The young man brightened some more. “Do you want to see her? I brought her,” he asked.

“What? She’s still alive?” Sampson asked, astounded.

“She was when I left her by the punch bowl three minutes ago,” he chuckled. And with that, the young man manoeuvred the old Past Master through the crowded room of revellers over to a little table where a small woman sat primly, wearing a light blue dress and a neat hat that wasn’t too out of style. She looked wide-eyed at her guest for a second or two, then stood up.

“Well, if it isn’t Worshipful Brother Grumpy!” she grinned. “Merry Christmas, Alec. How have you been?”

“I’m doing fine, Emily. I haven’t seen you for years.”

“The Lodge hasn’t had one of these for years,” the widow observed. The young members of the Lodge are really wonderful. They put together a list of all us old-timers and started calling. They offered to bring us to the party and even buy us a little gift. It’s very thoughtful. They want to do something for us on Valentine’s Day, too. Alan would be so proud of them.”

The old Past Master realised now he had not been paying attention to all the discussion during the Lodge meeting about the party. The gifts were for the widows. Not the members.

“I asked one of the young ones if you were coming, but I was told you’re always busy doing something. That’s retirement, isn’t it? You become busier than when you were working.”

Sampson offered a sheepish smile.

“All of us used to have such fun at these years ago. Stanley Phillips and Ted Barnham and John Lee. Ah, they’re all gone now. And Dick Moody. Everyone thought he was drunk but he had a trick leg with a mind of its own sometimes. Remember the Christmas Party his leg gave out and he landed right in the middle of the cake I baked? Alan and I never laughed so hard!”

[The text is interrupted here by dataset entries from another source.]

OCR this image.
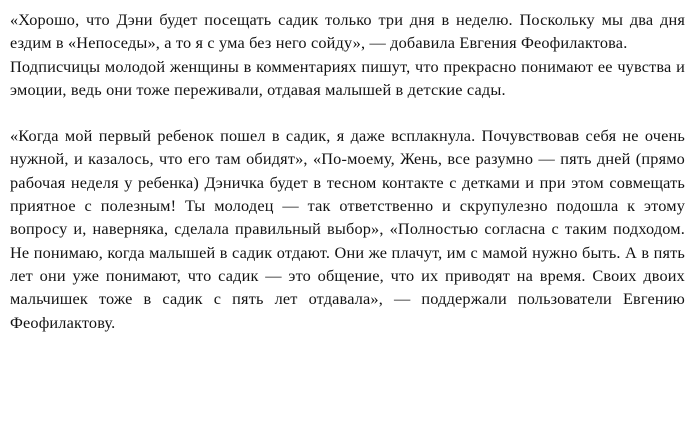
«Хорошо, что Дэни будет посещать садик только три дня в неделю. Поскольку мы два дня ездим в «Непоседы», а то я с ума без него сойду», — добавила Евгения Феофилактова.

Подписчицы молодой женщины в комментариях пишут, что прекрасно понимают ее чувства и эмоции, ведь они тоже переживали, отдавая малышей в детские сады.

«Когда мой первый ребенок пошел в садик, я даже всплакнула. Почувствовав себя не очень нужной, и казалось, что его там обидят», «По-моему, Жень, все разумно — пять дней (прямо рабочая неделя у ребенка) Дэничка будет в тесном контакте с детками и при этом совмещать приятное с полезным! Ты молодец — так ответственно и скрупулезно подошла к этому вопросу и, наверняка, сделала правильный выбор», «Полностью согласна с таким подходом. Не понимаю, когда малышей в садик отдают. Они же плачут, им с мамой нужно быть. А в пять лет они уже понимают, что садик — это общение, что их приводят на время. Своих двоих мальчишек тоже в садик с пять лет отдавала», — поддержали пользователи Евгению Феофилактову.
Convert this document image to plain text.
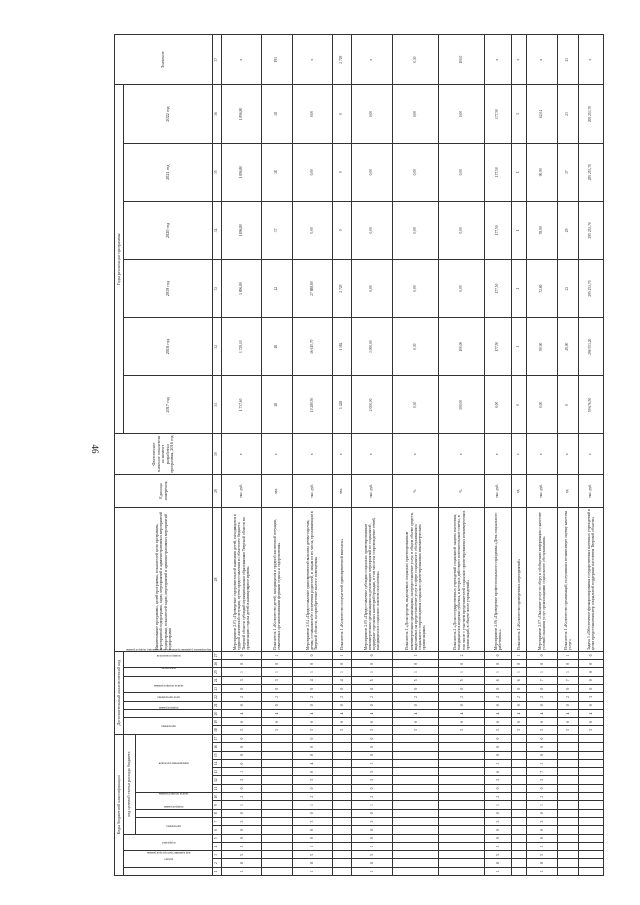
46
Коды бюджетной классификации																	Дополнительный аналитический код										Наименование программы, целей программы, показателей цели программы, мероприятий подпрограмм, задач, мероприятий и административных мероприятий подпрограмм, показателей задач, мероприятий и административных мероприятий подпрограмм	Единица измерения	Фактическое значение показателя на момент разработки программы, 2016 год	Годы реализации программы						Значение
код администратора программы	раздел		подраздел		код целевой статьи расхода бюджета												программа		подпрограмма	цель программы	задача подпрограммы	мероприятие (административное мероприятие) подпрограммы		показатель	номер показателя					2017 год	2018 год	2019 год	2020 год	2021 год	2022 год	
					программа		подпрограмма	задача подпрограммы		направление расходов																										
1	2	3	4	5	6	7	8	9	10	11	12	13	14	15	16	17	18	19	20	21	22	23	24	25	26	27	28	29	30	31	32	33	34	35	36	37
1	8	5	1	0	0	3	0	1	2	0	3	1	0	0	0	0	3	6	4	0	2	0	3	1	0	0	Мероприятие 2.03 «Проведение оздоровительной кампании детей, находящихся в трудной жизненной ситуации, путем предоставления из областного бюджета Тверской области субсидий муниципальным образованиям Тверской области на организацию отдыха детей в каникулярное время»	тыс. руб.	х	1 737,60	1 729,10	1 896,80	1 896,80	1 896,80	1 896,80	х
																	3	6	4	0	2	0	3	1	0	1	Показатель 1 «Количество детей, находящихся в трудной жизненной ситуации, охваченных организованными формами отдыха и оздоровления»	чел.	х	18	18	42	37	38	38	191
1	8	5	1	0	0	3	0	1	2	0	3	0	4	0	0	0	3	6	4	0	2	0	4	1	0	0	Мероприятие 2.04 «Предоставление единовременной выплаты детям-сиротам, детям, оставшимся без попечения родителей, и лицам из их числа, проживающим в Тверской области, на приобретение жилого помещения»	тыс. руб.	х	10 280,50	16 615,70	27 888,80	0,00	0,00	0,00	х
																	3	6	4	0	2	0	4	1	0	1	Показатель 1 «Количество получателей единовременной выплаты»	чел.	х	1 428	1 384	2 729	0	0	0	2 729
1	8	5	1	0	0	3	0	1	2	0	3	5	1	0	0	0	3	6	4	0	2	0	5	1	0	0	Мероприятие 2.05 «Предоставление субсидии социально ориентированным некоммерческим организациям на реализацию мероприятий по социальной поддержке отдельных категорий граждан, в том числе на сопровождение семей, находящихся в социально опасном положении»	тыс. руб.	х	2 000,00	3 000,00	0,00	0,00	0,00	0,00	х
																	3	6	4	0	2	0	5	1	0	1	Показатель 1 «Доля средств, выделяемых социально ориентированным некоммерческим организациям, на предоставление услуг, в общем объеме средств, выделяемых на предоставление услуг в сфере социального обслуживания и социального сопровождения социально ориентированным некоммерческим организациям»	%	х	0,30	0,30	0,00	0,00	0,00	0,00	0,30
																	3	6	4	0	2	0	5	1	0	2	Показатель 2 «Доля государственных учреждений социальной защиты населения, находящихся в ведении субъекта, в которых действуют попечительские советы, в том числе с участием представителей социально ориентированных некоммерческих организаций, в общем числе учреждений»	%	х	100,00	100,00	0,00	0,00	0,00	0,00	100,0
1	8	5	1	0	0	3	0	1	2	0	3	6	1	0	0	0	3	6	4	0	2	0	6	1	0	0	Мероприятие 2.06 «Проведение профессионального праздника «День социального работника»»	тыс. руб.	х	0,00	177,50	177,50	177,50	177,50	177,50	х
																	3	6	4	0	2	0	6	1	0	1	Показатель 1 «Количество проведенных мероприятий»	ед.	х	0	1	1	1	1	1	х
1	8	5	1	0	0	3	0	1	2	0	3	7	1	0	0	0	3	6	4	0	2	0	7	1	0	0	Мероприятие 2.07 «Оказание услуг по сбору и обобщению информации о качестве условий оказания услуг организациями социального обслуживания»	тыс. руб.	х	0,00	90,00	72,80	78,90	90,90	62,04	х
																	3	6	4	0	2	0	7	1	0	1	Показатель 1 «Количество организаций, получивших независимую оценку качества услуг»	ед.	х	0	49,00	23	29	37	23	23
																	3	6	4	0	3	0	0	0	0	0	Задача 3 «Обеспечение функционирования государственных казенных учреждений в целях предоставления мер социальной поддержки населения Тверской области»	тыс. руб.	х	59 676,50	296 553,20	295 253,70	295 253,70	295 253,70	295 253,70	х
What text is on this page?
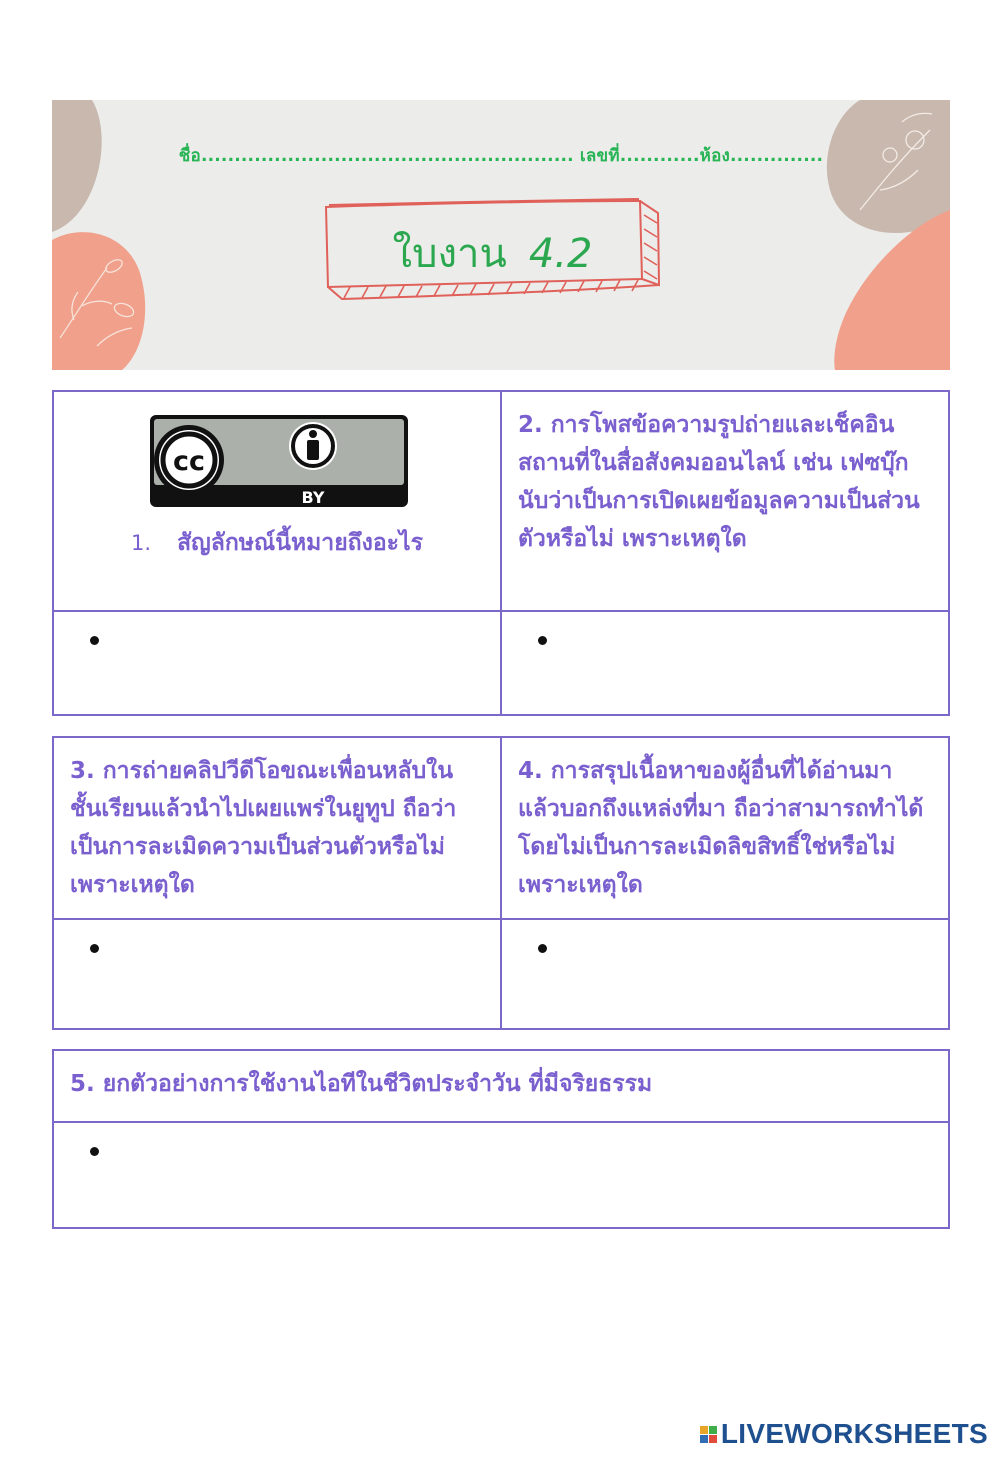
ชื่อ........................................................ เลขที่............ห้อง..............
ใบงาน 4.2
cc
BY
1. สัญลักษณ์นี้หมายถึงอะไร
2. การโพสข้อความรูปถ่ายและเช็คอินสถานที่ในสื่อสังคมออนไลน์ เช่น เฟซบุ๊ก นับว่าเป็นการเปิดเผยข้อมูลความเป็นส่วนตัวหรือไม่ เพราะเหตุใด
3. การถ่ายคลิปวีดีโอขณะเพื่อนหลับในชั้นเรียนแล้วนำไปเผยแพร่ในยูทูป ถือว่าเป็นการละเมิดความเป็นส่วนตัวหรือไม่ เพราะเหตุใด
4. การสรุปเนื้อหาของผู้อื่นที่ได้อ่านมาแล้วบอกถึงแหล่งที่มา ถือว่าสามารถทำได้โดยไม่เป็นการละเมิดลิขสิทธิ์ใช่หรือไม่ เพราะเหตุใด
5. ยกตัวอย่างการใช้งานไอทีในชีวิตประจำวัน ที่มีจริยธรรม
LIVEWORKSHEETS
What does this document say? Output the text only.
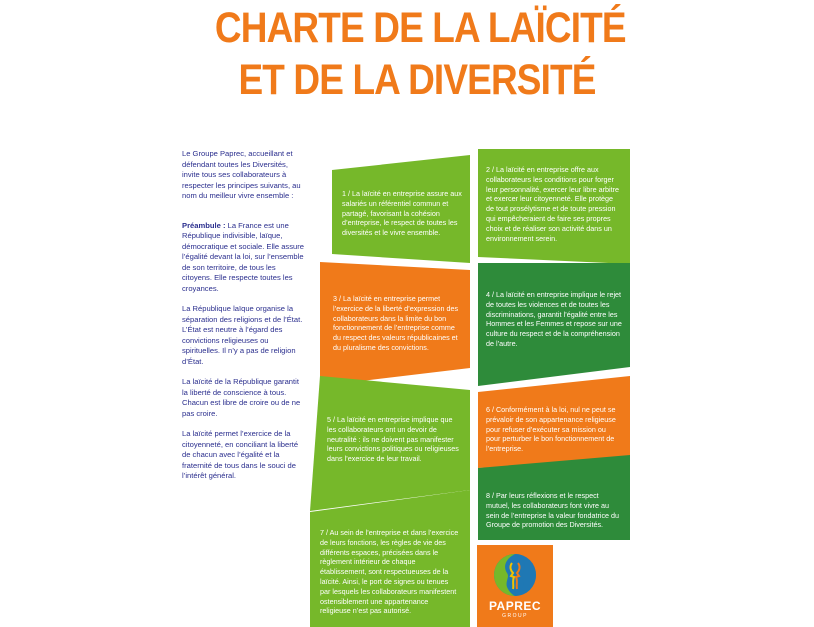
CHARTE DE LA LAÏCITÉ
ET DE LA DIVERSITÉ

Le Groupe Paprec, accueillant et défendant toutes les Diversités, invite tous ses collaborateurs à respecter les principes suivants, au nom du meilleur vivre ensemble :

Préambule : La France est une République indivisible, laïque, démocratique et sociale. Elle assure l’égalité devant la loi, sur l’ensemble de son territoire, de tous les citoyens. Elle respecte toutes les croyances.

La République laïque organise la séparation des religions et de l’État. L’État est neutre à l’égard des convictions religieuses ou spirituelles. Il n’y a pas de religion d’État.

La laïcité de la République garantit la liberté de conscience à tous. Chacun est libre de croire ou de ne pas croire.

La laïcité permet l’exercice de la citoyenneté, en conciliant la liberté de chacun avec l’égalité et la fraternité de tous dans le souci de l’intérêt général.

1 / La laïcité en entreprise assure aux salariés un référentiel commun et partagé, favorisant la cohésion d’entreprise, le respect de toutes les diversités et le vivre ensemble.
2 / La laïcité en entreprise offre aux collaborateurs les conditions pour forger leur personnalité, exercer leur libre arbitre et exercer leur citoyenneté. Elle protège de tout prosélytisme et de toute pression qui empêcheraient de faire ses propres choix et de réaliser son activité dans un environnement serein.
3 / La laïcité en entreprise permet l’exercice de la liberté d’expression des collaborateurs dans la limite du bon fonctionnement de l’entreprise comme du respect des valeurs républicaines et du pluralisme des convictions.
4 / La laïcité en entreprise implique le rejet de toutes les violences et de toutes les discriminations, garantit l’égalité entre les Hommes et les Femmes et repose sur une culture du respect et de la compréhension de l’autre.
5 / La laïcité en entreprise implique que les collaborateurs ont un devoir de neutralité : ils ne doivent pas manifester leurs convictions politiques ou religieuses dans l’exercice de leur travail.
6 / Conformément à la loi, nul ne peut se prévaloir de son appartenance religieuse pour refuser d’exécuter sa mission ou pour perturber le bon fonctionnement de l’entreprise.
7 / Au sein de l’entreprise et dans l’exercice de leurs fonctions, les règles de vie des différents espaces, précisées dans le règlement intérieur de chaque établissement, sont respectueuses de la laïcité. Ainsi, le port de signes ou tenues par lesquels les collaborateurs manifestent ostensiblement une appartenance religieuse n’est pas autorisé.
8 / Par leurs réflexions et le respect mutuel, les collaborateurs font vivre au sein de l’entreprise la valeur fondatrice du Groupe de promotion des Diversités.
PAPREC
GROUP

The widow laughed heartily at the memory. “Well, I’m going to get some more punch. One of the wives of one of the new members brought it. See you in a bit!” And, with that, Emily Wallace spryly made her way into the crowd.

It was then Sampson realised that all the bad feelings he had built up about some of the things the younger members had planned were for naught. They were keeping an eye on the Lodge’s small funds. And they were following the principles of the fraternity by extending a hand of friendship and assistance to widows and senior brethren. And he had made some wrong assumptions about that Christmas Party so many years ago that caused him to stop coming. His thoughts were interrupted.

“So was it nice to see Mrs. Wallace again?” It was the new Fellow Craft.

“You know, Johnny,” he started slowly, “you brothers have done such a wonderful job here. I really have to apologise to you. The Worshipful Master asked everyone to bring a gift and I didn’t bring anything.”

“But, it’s like I said before, you did bring one. Mrs. Wallace told me the one thing that makes her sad is just about all the people she knew in the Lodge when her husband joined are dead. She doesn’t know anyone any more. Except you.

“Worshipful Brother Sampson, you brought a gift no one else could bring. You brought the gift of yourself.”

“Well, I had a little help doing that,” he chuckled. “And because of that, I’ve been given a Christmas gift, too.”


Note: This was posted on the original version of this blog in 2010.